A TOR pathway diagram is shown, along with schematic diagrams of the CACGTG Myc target sites found within 5 kb of their transcriptional initiation sites that were either conserved in human, mouse and rat (red E) promoter regions or not conserved (black E). (Details in Ravitz et al.38) These genomic analyses were used as a starting point to test candidate proteins for changes in expression between myc null and wild type cells.

Figure 5

(A) Shown is a diagram of the first two exons of c-myc. Three initiation sites at P0, P1 and P2 result in incorporation of three different portions of exon 1 of myc in different mRNAs. An internal ribosomal entry site (IRES) is then positioned upstream of a non-canonical CUG initiation codon. The canonical initiation AUG codon is positioned in the 5′ proximal end of c-myc exon 2. (B) Protein lysates from growing wild type and TSC2 null mouse cells were probed in standard immunoblots for Myc, TSC2 and actin.
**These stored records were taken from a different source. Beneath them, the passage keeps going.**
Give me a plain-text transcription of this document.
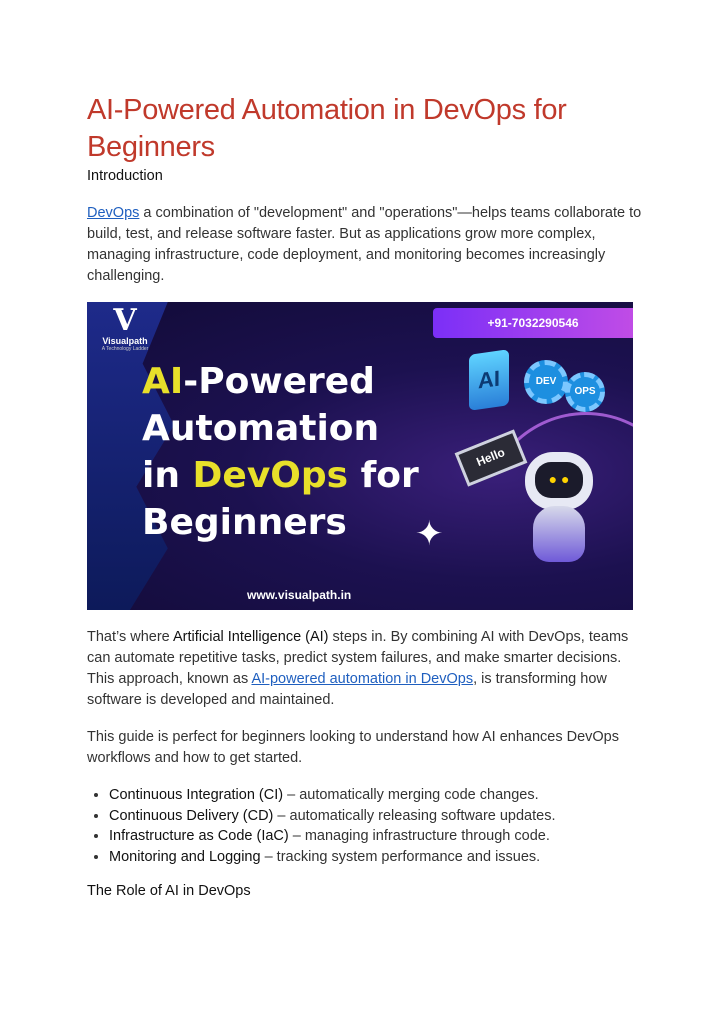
AI-Powered Automation in DevOps for Beginners
Introduction

DevOps a combination of "development" and "operations"—helps teams collaborate to build, test, and release software faster. But as applications grow more complex, managing infrastructure, code deployment, and monitoring becomes increasingly challenging.

V
Visualpath
A Technology Ladder
+91-7032290546
AI-Powered
Automation
in DevOps for
Beginners
AI	DEV
OPS
Hello
● ●
✦
www.visualpath.in

That’s where Artificial Intelligence (AI) steps in. By combining AI with DevOps, teams can automate repetitive tasks, predict system failures, and make smarter decisions. This approach, known as AI-powered automation in DevOps, is transforming how software is developed and maintained.

This guide is perfect for beginners looking to understand how AI enhances DevOps workflows and how to get started.

• Continuous Integration (CI) – automatically merging code changes.
• Continuous Delivery (CD) – automatically releasing software updates.
• Infrastructure as Code (IaC) – managing infrastructure through code.
• Monitoring and Logging – tracking system performance and issues.
The Role of AI in DevOps
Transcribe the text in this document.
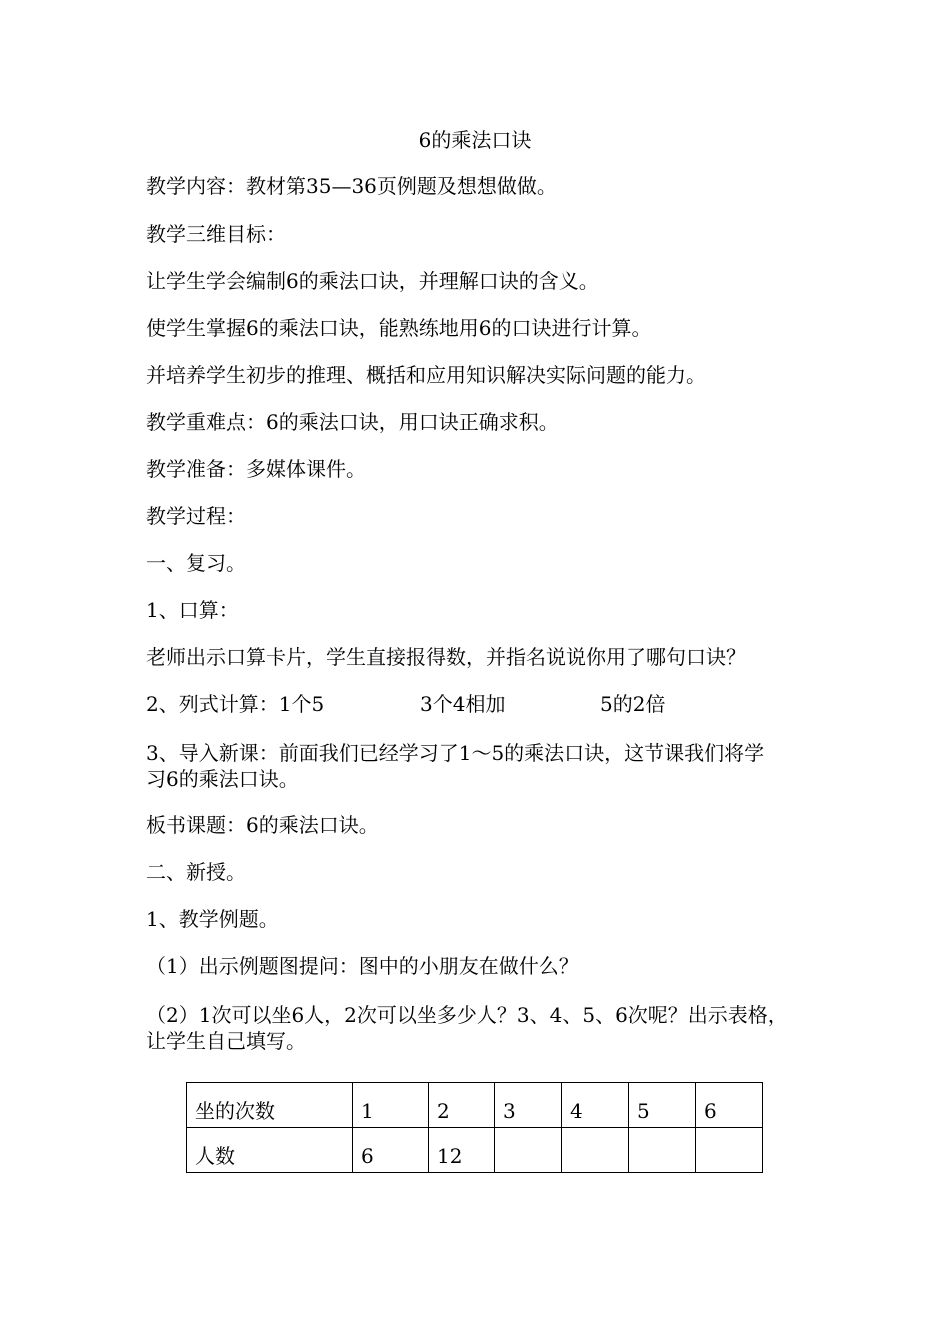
6的乘法口诀
教学内容：教材第35—36页例题及想想做做。
教学三维目标：
让学生学会编制6的乘法口诀，并理解口诀的含义。
使学生掌握6的乘法口诀，能熟练地用6的口诀进行计算。
并培养学生初步的推理、概括和应用知识解决实际问题的能力。
教学重难点：6的乘法口诀，用口诀正确求积。
教学准备：多媒体课件。
教学过程：
一、复习。
1、口算：
老师出示口算卡片，学生直接报得数，并指名说说你用了哪句口诀？
2、列式计算：1个5	3个4相加	5的2倍
3、导入新课：前面我们已经学习了1～5的乘法口诀，这节课我们将学
习6的乘法口诀。
板书课题：6的乘法口诀。
二、新授。
1、教学例题。
（1）出示例题图提问：图中的小朋友在做什么？
（2）1次可以坐6人，2次可以坐多少人？3、4、5、6次呢？出示表格，
让学生自己填写。
坐的次数	1	2	3	4	5	6

人数	6	12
Immunoblots demonstrate that TSC2 null cells lack tuberin expression, and the actin controls demonstrate equal loading. The larger and smaller Myc isoforms are indicated in contact and serum-deprivation arrested cells (A), and cells stimulated by the addition of serum for 6 hours (S). (C) Diagram of a proposed feed-forward loop whereby increased Myc causes decreased tuberin, and decreased tuberin causes increased Myc.